Find more information about Dr Yacob Astatke on his web site: http://dryacobastatke.com.

Nikos Avouris
University of Patras, Patras, Greece

Designing Mobile Learning Activities in Museums and Sites of Culture

This talk discusses theoretical and empirical work relating with designing activities for informal learning in museums and sites of culture through mobile games. As new locative media become part of our everyday life, it is argued that new kinds of mobile games facilitated by technology may change the experience of visiting a site of culture and produce new kinds of learning. We present examples of mobile games played in museums and discuss various ways through which learning may take place during game play. A distinction is made between the information consumption metaphor and a more participative way of experiencing culture. We also discuss game design as an example of participatory activity and we identify its learning dimensions. In particular, we elaborate on the role of technology in providing a scaffold that can help museum audience to construct games which can function as “public artefacts” and can be added to the museum’s assets, enhancing audience engagement and community building.

The Speaker

Portrait of Nikos Avouris

Nikolaos Avouris is professor of Software Technology and Human-Computer Interaction at the University of Patras, Greece. His research interests include Interactive Systems Design and Human-machine interaction with emphasis in cultural and educational fields. He has special interest and experience in Distributed intelligent systems, collaborative systems, usability and accessibility of interactive systems, mobile systems, web applications and services. In recent years he coordinated research and design of mobile games like MuseumScrabble, Rebels vs. Spies and others.

Clemens Cap
University of Rostock, Rostock, Germany

Would Socrates have used the iPad in Class?
Or: How can we support the interactive learning process with current technologies?

The greek philosopher Socrates is well-known for his famous teaching method. With the help of dialogues, asking and answering questions, he guided his students and led them to a fresh understanding of the subject he wanted to teach. Since Socrates, numerous technologies have been adopted to support the teaching process; they have been evaluated and used, and many have been dropped again. However, there is good reason to believe that with current mobile communication devices we are about to reach an important turning point in learning technology.

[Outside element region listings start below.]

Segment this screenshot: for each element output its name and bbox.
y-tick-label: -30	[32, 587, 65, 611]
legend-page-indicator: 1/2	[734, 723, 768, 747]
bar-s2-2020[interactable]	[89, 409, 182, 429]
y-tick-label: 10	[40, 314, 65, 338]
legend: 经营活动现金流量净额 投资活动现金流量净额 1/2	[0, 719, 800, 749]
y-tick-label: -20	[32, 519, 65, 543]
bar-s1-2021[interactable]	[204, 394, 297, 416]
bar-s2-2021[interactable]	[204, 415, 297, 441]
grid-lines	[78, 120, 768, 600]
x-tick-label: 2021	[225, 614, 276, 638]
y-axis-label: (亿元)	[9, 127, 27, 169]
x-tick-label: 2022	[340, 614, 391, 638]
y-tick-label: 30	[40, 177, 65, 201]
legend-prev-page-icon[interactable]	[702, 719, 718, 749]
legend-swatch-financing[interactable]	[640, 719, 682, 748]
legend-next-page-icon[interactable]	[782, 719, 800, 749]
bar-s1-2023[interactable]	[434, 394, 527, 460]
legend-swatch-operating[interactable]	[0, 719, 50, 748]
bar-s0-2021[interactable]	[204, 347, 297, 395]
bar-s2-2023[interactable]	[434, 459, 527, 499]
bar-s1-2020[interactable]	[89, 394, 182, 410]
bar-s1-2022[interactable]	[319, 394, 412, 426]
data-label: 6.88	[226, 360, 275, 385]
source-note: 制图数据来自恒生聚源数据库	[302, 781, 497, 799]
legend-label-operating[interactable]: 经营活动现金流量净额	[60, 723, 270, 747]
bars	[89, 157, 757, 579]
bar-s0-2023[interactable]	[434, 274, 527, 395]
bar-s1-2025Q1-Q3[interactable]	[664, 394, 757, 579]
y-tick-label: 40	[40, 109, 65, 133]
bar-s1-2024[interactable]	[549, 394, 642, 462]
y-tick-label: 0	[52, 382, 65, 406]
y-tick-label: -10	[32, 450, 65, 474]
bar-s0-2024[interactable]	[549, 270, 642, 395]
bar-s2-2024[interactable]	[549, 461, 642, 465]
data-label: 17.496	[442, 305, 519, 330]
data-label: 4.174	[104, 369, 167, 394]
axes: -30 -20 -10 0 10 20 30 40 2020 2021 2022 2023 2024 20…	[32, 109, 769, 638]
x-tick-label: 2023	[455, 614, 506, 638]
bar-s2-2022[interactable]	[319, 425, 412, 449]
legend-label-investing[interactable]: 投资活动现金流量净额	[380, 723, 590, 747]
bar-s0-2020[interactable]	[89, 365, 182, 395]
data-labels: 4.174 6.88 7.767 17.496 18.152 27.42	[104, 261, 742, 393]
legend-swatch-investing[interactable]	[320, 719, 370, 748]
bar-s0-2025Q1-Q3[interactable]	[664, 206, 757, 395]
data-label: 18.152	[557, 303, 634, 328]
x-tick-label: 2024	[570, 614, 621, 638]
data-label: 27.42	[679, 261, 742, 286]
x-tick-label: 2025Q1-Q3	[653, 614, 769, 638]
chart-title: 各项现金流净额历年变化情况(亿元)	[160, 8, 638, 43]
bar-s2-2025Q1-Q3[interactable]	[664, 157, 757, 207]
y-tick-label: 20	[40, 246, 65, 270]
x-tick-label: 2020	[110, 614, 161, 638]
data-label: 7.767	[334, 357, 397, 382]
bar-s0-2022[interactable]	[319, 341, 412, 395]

The talk will provide three examples from the projects Tweedback, Mathepitorium and Multiscript to build on the socratic hypothesis that an optimal learning method requires the right hint by the right peers at the right moment. This combination of social, topical and contextual elements can be provided efficiently by recent technology if it is used by a skillful teacher in the right manner. The required system design, however, goes beyond traditional and blended e-learning approaches and needs a particular combination of flexibility and structure.

The Speaker

Portrait of Clemens Cap

Clemens Cap has studied mathematics, computer science and physics in Innsbruck, Austria and has a PhD in applied mathematics. He spent ten years, first as postdoc then as assistant professor in computer science at the university of Zurich, Switzerland. He acted as associate professor at the university of Mannheim, Germany. Since 1997 he is full professor for information and communication services at the university of Rostock, Germany. His research interests focus on distributed and networked systems and applications. He is especially interested in security and privacy aspects and in the interaction of the end user with all forms of networked, interactive and collaborative content. He is a regular guest lecturer in Switzerland and in the Baltic states.